ATEŞİN DÜŞTÜĞÜ YER: YAS, UTANÇ VE SOSYAL İYİLEŞME ÜZERİNE

Kartalkaya’daki otel yangınında kaybettiğimiz insanlar, çocuklar, sadece birer isim ya da haber satırı değil; hayallerin, sevgilerin, umutların beden bulmuş halleriydi. Bu büyük felaket, yüreğimizde derin bir yas bırakırken bazı insanların umursamaz tavırları ve hayatlarına hiçbir şey olmamış gibi devam edebilmesi, ar duygusunun ne kadar zedelendiğini gösteriyor. Bu acı, yalnızca ailelerin değil, hepimizin acısıdır. Çünkü ateş, sadece düştüğü yeri değil, vicdanlarımızı da yakar.

Ne var ki yangının ardından çevredeki otellerde, çocuklarıyla birlikte eğlenmeye devam eden insanlar vardı. Bu, yalnızca bir duyarsızlık değil, aynı zamanda bir değerler sistemi problemidir. Çocuklar, bu tür davranışlar üzerinden acıya karşı kayıtsız kalmayı öğrenir. Ötekinin yasına sırt çevirerek büyüyen bir çocuk, yetişkin olduğunda empati yoksunu, bireysel çıkarlarını toplumun üzerinde gören, duyarsız bir birey olma eğilimi taşır. Bu, yalnızca bireyi değil, toplumsal bağlarımızı da zayıflatan bir döngüdür. Oysa bir toplumun geleceği, çocuklara öğretilen empati, sorumluluk ve dayanışma duygularıyla şekillenir.

Böylesi ağır toplumsal travmalar, yas ve iyileşme süreçlerini yalnızca bireysel olarak değil, kolektif bir birlik içinde ele almayı gerektirir. Yasımızı birlikte yaşar, utancımıza sahip çıkar ve kaybettiklerimizin sorumluluğunu taşıyabilirsek ancak o zaman gerçekten iyileşebiliriz. Ancak böylesine acı bir olayın ardından yapılan eleştirilerin susturulması, insanlık onuruna, sağduyuya ve hukukun evrensel ilkelerine açıkça aykırıdır. Bu topraklar, Gazi Mustafa Kemal Atatürk’ün kurduğu özgür Türkiye Cumhuriyeti’dir. Hakikati konuşmanın susturulduğu bir yerde, iyileşme mümkün olamaz.

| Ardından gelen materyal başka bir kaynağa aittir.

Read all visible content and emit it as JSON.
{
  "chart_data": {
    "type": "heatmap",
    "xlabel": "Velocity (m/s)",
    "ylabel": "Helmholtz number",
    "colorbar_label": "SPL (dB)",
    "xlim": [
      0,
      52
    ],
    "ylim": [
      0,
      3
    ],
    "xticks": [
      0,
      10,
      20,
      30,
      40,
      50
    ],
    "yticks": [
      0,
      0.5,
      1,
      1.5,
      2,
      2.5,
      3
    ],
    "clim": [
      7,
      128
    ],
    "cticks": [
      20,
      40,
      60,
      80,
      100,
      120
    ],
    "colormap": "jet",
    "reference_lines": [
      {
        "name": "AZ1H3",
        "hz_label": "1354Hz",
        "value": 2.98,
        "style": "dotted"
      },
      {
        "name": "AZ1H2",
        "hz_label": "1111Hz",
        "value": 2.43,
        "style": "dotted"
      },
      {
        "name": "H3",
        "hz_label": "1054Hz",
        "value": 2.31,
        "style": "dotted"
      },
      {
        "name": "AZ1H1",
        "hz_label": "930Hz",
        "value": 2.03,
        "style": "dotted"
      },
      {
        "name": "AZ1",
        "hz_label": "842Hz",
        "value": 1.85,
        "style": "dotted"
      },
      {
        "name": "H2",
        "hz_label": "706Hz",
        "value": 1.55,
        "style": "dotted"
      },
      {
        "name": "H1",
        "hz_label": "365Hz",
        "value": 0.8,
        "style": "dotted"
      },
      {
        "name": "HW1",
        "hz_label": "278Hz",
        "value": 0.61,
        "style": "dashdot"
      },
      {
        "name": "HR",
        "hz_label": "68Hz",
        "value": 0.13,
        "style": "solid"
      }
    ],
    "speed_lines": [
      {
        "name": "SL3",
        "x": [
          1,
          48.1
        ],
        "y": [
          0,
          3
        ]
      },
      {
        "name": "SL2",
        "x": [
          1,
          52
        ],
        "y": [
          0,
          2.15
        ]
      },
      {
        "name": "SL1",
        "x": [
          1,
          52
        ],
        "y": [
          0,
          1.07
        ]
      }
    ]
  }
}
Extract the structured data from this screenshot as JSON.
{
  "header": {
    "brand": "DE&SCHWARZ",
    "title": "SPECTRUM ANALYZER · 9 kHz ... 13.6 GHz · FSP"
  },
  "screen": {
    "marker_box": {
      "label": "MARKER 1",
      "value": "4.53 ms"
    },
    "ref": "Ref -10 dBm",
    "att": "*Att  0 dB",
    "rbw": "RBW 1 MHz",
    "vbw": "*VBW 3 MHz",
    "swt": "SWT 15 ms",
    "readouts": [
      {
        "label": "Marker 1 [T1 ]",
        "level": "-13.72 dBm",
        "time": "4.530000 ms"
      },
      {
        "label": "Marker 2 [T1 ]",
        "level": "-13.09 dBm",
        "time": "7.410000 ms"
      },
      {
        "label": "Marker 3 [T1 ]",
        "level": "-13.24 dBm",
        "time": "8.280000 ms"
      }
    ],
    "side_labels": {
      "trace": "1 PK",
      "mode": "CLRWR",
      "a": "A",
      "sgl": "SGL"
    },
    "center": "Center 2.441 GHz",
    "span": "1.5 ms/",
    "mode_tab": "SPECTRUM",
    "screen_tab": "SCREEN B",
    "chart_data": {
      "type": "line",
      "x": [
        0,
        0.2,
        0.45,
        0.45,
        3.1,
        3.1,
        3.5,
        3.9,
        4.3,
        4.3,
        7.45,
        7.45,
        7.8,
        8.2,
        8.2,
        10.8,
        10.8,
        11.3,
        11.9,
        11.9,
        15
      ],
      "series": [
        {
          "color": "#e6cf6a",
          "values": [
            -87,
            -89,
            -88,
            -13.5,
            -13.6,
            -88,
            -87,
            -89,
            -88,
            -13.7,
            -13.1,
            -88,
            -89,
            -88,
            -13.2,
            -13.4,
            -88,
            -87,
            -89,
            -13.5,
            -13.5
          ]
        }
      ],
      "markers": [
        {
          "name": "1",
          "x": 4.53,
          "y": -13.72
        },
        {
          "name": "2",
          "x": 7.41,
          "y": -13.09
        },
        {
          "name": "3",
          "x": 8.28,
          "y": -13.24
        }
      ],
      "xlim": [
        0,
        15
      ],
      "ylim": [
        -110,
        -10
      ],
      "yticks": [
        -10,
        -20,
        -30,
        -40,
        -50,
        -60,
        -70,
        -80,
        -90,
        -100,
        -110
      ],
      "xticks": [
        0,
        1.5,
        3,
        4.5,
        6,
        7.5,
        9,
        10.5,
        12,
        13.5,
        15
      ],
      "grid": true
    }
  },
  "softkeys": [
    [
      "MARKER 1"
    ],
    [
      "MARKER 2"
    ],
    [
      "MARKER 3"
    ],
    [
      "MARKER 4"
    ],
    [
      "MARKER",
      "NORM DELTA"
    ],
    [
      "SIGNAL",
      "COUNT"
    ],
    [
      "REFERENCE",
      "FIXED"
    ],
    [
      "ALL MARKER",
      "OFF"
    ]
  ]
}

Bu yangında ölen çocuklar ve insanlar, birer sayı değil, bu toplumun bir parçasıydı. Sessiz kalmak, onların anısına en büyük saygısızlık olur. Yas susturulamaz. Öfkemiz, adalet için de bir çağrı niteliği taşımalıdır. Hukukun, vicdanın ve sorumluluğun işlediği bir toplumu birlikte inşa etmek zorundayız.

Kartalkaya’nın alevleri, sadece canlarımızı değil, toplumsal vicdanımızı da sarsmıştır. Şimdi, hakikate tutunmalı, utancımızla yüzleşmeli ve bu kayıplardan ders çıkararak adaletin, iyileşmenin ve dayanışmanın yolunu aramalıyız. Unutmayalım: Yasımız, bizi birleştiren en güçlü bağdır.